On Monday morning dropped Matty at Geneva airport and continued on to Ornans. I got pretty excited when I passed through Metabief as I remember seeing video of Nico Voulliez shredding that place in a World Cup (or champs maybe?) back in the day. Ornans is a small town in the Loue valley in the department of Doubs in the France Comte region. It is really pretty with a typical French charm, a beautiful river (the Loue) and dramatic cliffs overlooking the town. I found my accommodation for the week which was an old Moulin (mill house), which sits right in the river Loue and used to use its power to turn the old mill but has since been converted into a guesthouse.

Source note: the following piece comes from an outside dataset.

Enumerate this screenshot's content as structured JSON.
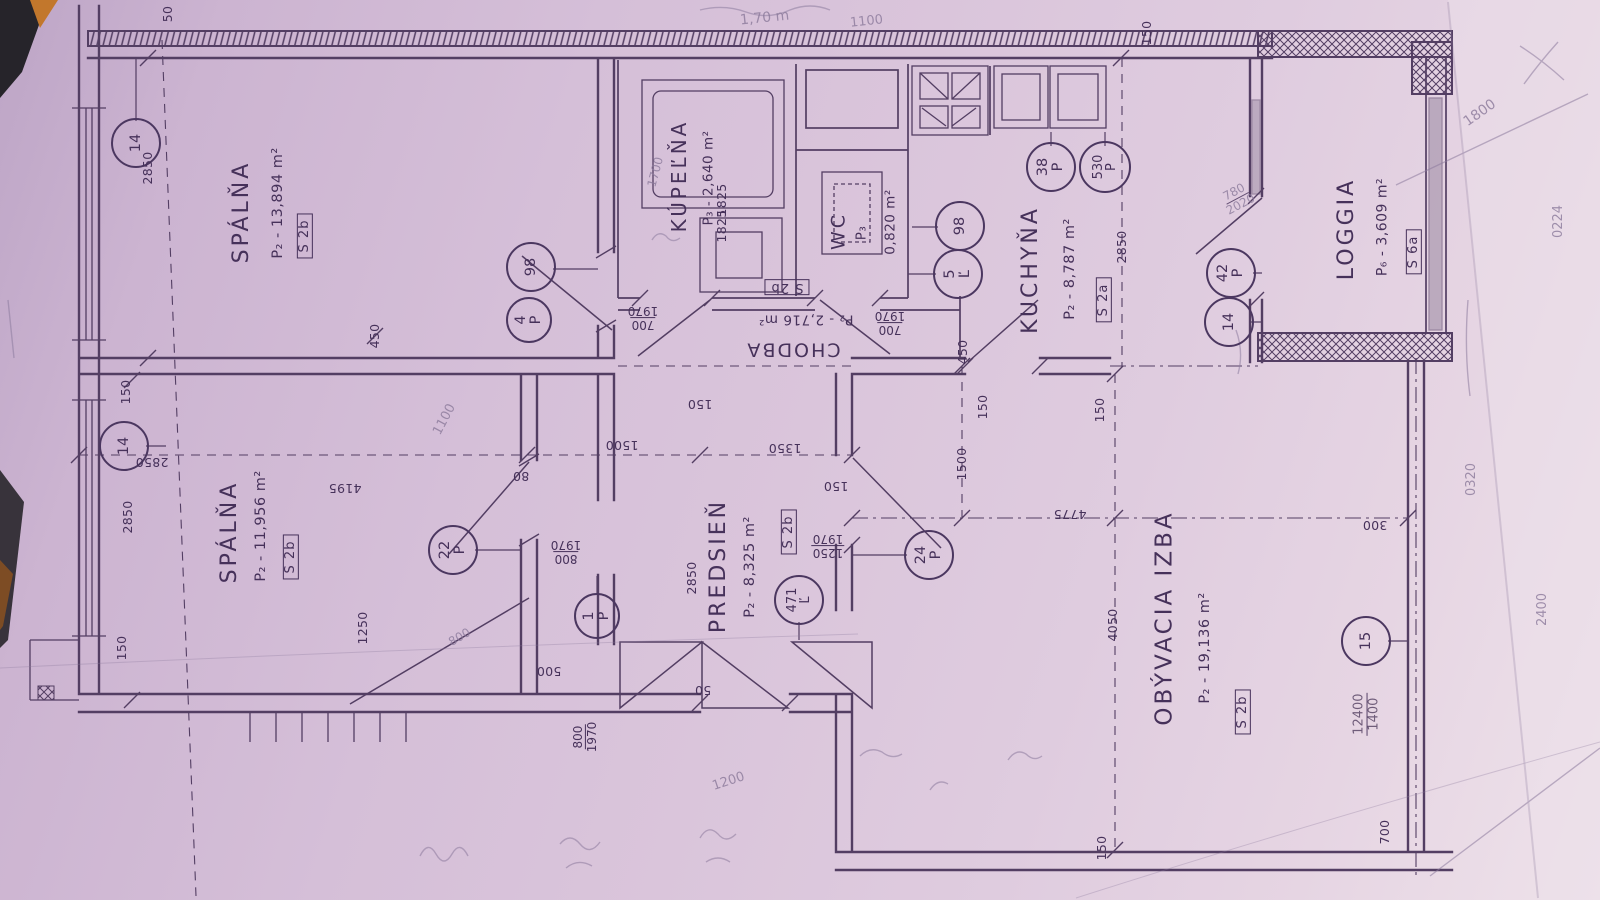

In the afternoon I headed out for my first reconnaissance on the Worlds course. I rode the first 20km and it was a bit of an eye opener. The opening 5km is pretty flat but fairly narrow and a bit slippery in places. I found myself thinking about the reality of starting from the back (thanks to not having any UCI marathon points)…..this will be hard! The course then headed up for a solid climb and wound its way up to the top of one of the limestone cliffs before a super steep, muddy and slippery descent that lost all the height I’d gained in a matter of minutes. The weather wasn’t even been that bad, yet it was super muddy and caked my bike in gunk. It might be a job for the 29×2.0” Maxxis Beavers, also some studs in the shoes and an extra bidon of water in the feedzone to clean the drivetrain….ahhh Europe! J
Anyway, that’s it for now. I’m off to ride some more of the course.